StringMatch Pro - Extract terminology and repetitive strings with ease


Extracting Terminology

In the usual approach, a specialist of the subject matter extracts the terms that belong into the terminology.

StringMatch Pro applies a reverse approach: It lets you discard words that do not belong in the terminology.
This process can be iterated until a satisfactory "focus" on the subject matter is achieved.

As the final terminology is usually a tiny fraction of the entire text, chances are that you will need to discard a large fraction of the text you analyze. It's like washing gold in a brook.

Also, this work is not easily reproducible: different experts may arrive at partly different results, and there is no easy way to determine why.

StringMatch Pro provides a solution to both problems:

- It enables you to discard unneeded words singly or wholesale; and
- Reproducibility is built in: the program will only discard words you specify, so your elimination work is documented.

This approach also has the considerable advantage that as you discard unneeded words, less and less text remains for you to check again in the next iteration, and the remaining text will only contain words you have not yet decided upon.

Normally, words like 'the', 'a', 'an', 'was', 'is', past tenses of verbs, and quite a few other words and word groups do not belong into the terminology.
If you provide a list of these words in a text file, StringMatch Pro will discard them from the analyzed text, and output only the surviving strings that do not contain the 'trash' words you have provided.
You can then use the program's output to copy further words into your 'trash' list for the next iteration.
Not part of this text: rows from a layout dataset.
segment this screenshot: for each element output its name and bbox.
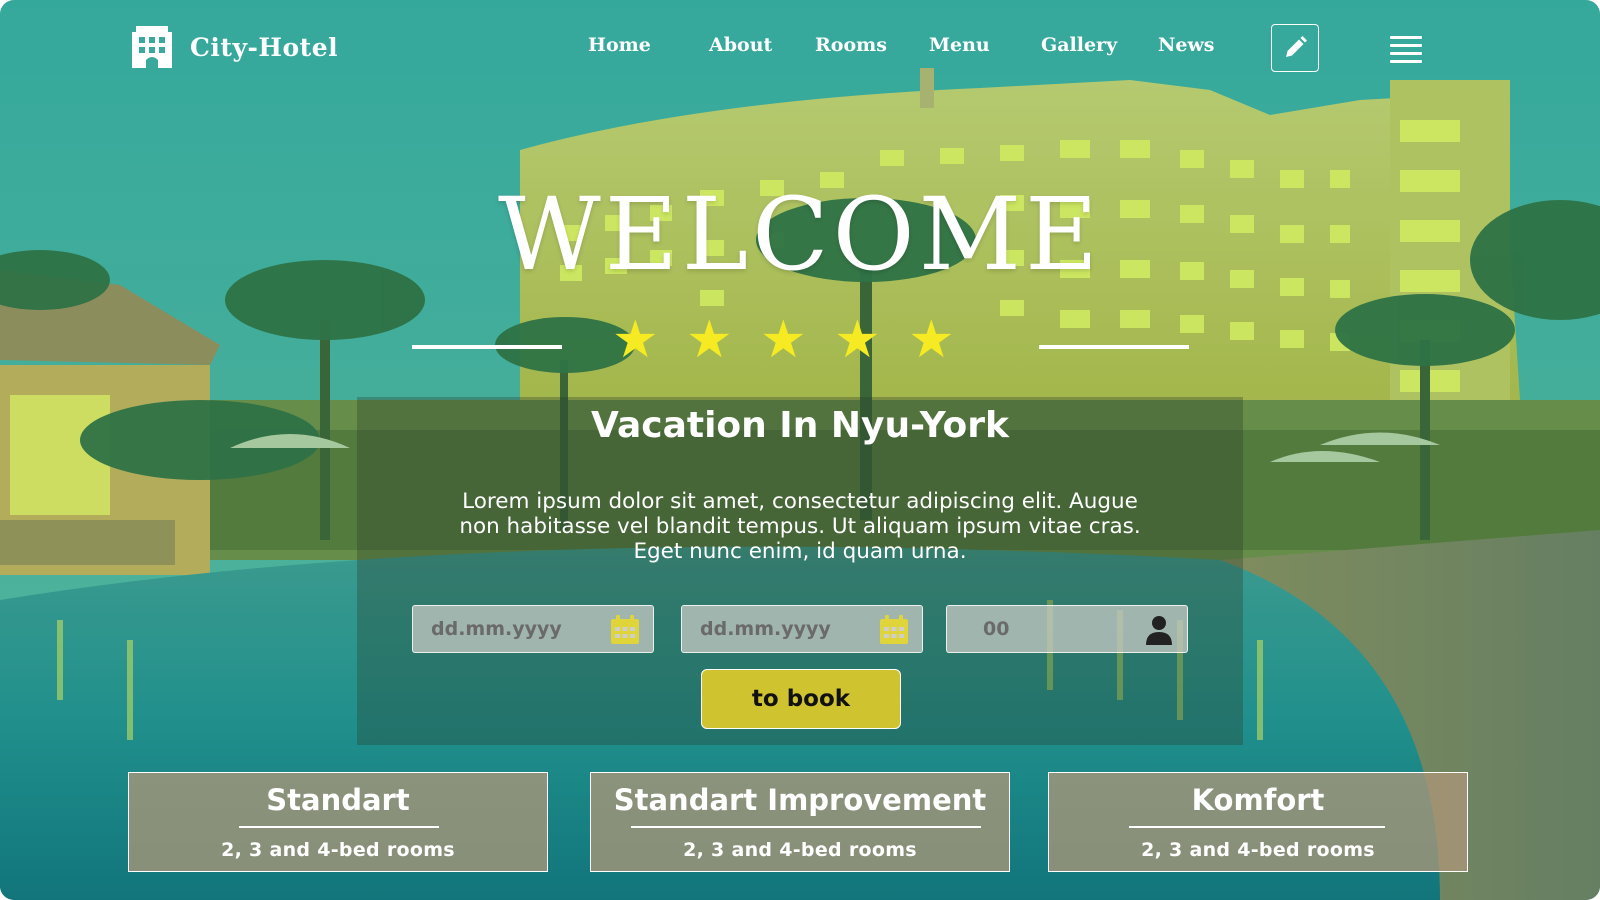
- star-rating: ★ ★ ★ ★ ★: [612, 312, 992, 368]
- menu-bar: [1390, 44, 1422, 47]
- user-icon: [1146, 616, 1172, 645]
- check-in-placeholder: dd.mm.yyyy: [431, 618, 562, 640]
- nav-about[interactable]: About: [709, 34, 772, 56]
- room-card-standart-improvement[interactable]: Standart Improvement 2, 3 and 4-bed room…: [590, 772, 1010, 872]
- to-book-button[interactable]: to book: [701, 669, 901, 729]
- menu-bar: [1390, 36, 1422, 39]
- nav-menu[interactable]: Menu: [929, 34, 990, 56]
- vacation-title: Vacation In Nyu-York: [591, 405, 1009, 446]
- room-card-title: Komfort: [1191, 783, 1325, 817]
- guests-placeholder: 00: [983, 618, 1010, 640]
- calendar-icon: [611, 615, 639, 644]
- intro-line: Lorem ipsum dolor sit amet, consectetur …: [462, 489, 1138, 514]
- star-icon: ★: [760, 310, 807, 370]
- main-navigation: Home About Rooms Menu Gallery News: [0, 34, 1600, 64]
- nav-home[interactable]: Home: [588, 34, 651, 56]
- room-card-title: Standart: [266, 783, 410, 817]
- welcome-heading: WELCOME: [497, 176, 1103, 293]
- room-card-komfort[interactable]: Komfort 2, 3 and 4-bed rooms: [1048, 772, 1468, 872]
- divider-right: [1039, 345, 1189, 349]
- room-card-divider: [1129, 826, 1385, 828]
- check-out-placeholder: dd.mm.yyyy: [700, 618, 831, 640]
- room-card-divider: [631, 826, 981, 828]
- room-card-title: Standart Improvement: [613, 783, 987, 817]
- menu-bar: [1390, 52, 1422, 55]
- nav-gallery[interactable]: Gallery: [1041, 34, 1117, 56]
- room-card-subtitle: 2, 3 and 4-bed rooms: [221, 839, 455, 861]
- check-out-date-input[interactable]: dd.mm.yyyy: [681, 605, 923, 653]
- intro-text: Lorem ipsum dolor sit amet, consectetur …: [407, 489, 1193, 564]
- guests-count-input[interactable]: 00: [946, 605, 1188, 653]
- nav-news[interactable]: News: [1158, 34, 1215, 56]
- check-in-date-input[interactable]: dd.mm.yyyy: [412, 605, 654, 653]
- intro-line: Eget nunc enim, id quam urna.: [633, 539, 967, 564]
- room-card-subtitle: 2, 3 and 4-bed rooms: [1141, 839, 1375, 861]
- star-icon: ★: [686, 310, 733, 370]
- divider-left: [412, 345, 562, 349]
- edit-button[interactable]: [1271, 24, 1319, 72]
- intro-line: non habitasse vel blandit tempus. Ut ali…: [459, 514, 1141, 539]
- nav-rooms[interactable]: Rooms: [815, 34, 887, 56]
- room-card-subtitle: 2, 3 and 4-bed rooms: [683, 839, 917, 861]
- pencil-icon: [1286, 36, 1307, 57]
- star-icon: ★: [908, 310, 955, 370]
- hamburger-menu-icon[interactable]: [1390, 36, 1422, 66]
- room-card-divider: [239, 826, 439, 828]
- room-card-standart[interactable]: Standart 2, 3 and 4-bed rooms: [128, 772, 548, 872]
- menu-bar: [1390, 60, 1422, 63]
- star-icon: ★: [834, 310, 881, 370]
- calendar-icon: [880, 615, 908, 644]
- star-icon: ★: [612, 310, 659, 370]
Nor do you have to pick trash words one by one: intelligent sorting options enable you copy/paste whole blocks of text from the program's output into your 'trash' list. One such option is backwards sorting, where words ending in 'a' are listed before words ending in 'b', etc. This means that linguistically similar words are grouped together, so you can copy/paste all past tenses, or all gerund forms, or all adjectives, etc. into your file of words to be discarded.

While expert knowledge is still needed to create a good terminology or glossary, StringMatchPro takes much of the hassle out of this work, and lets you concentrate on what matters.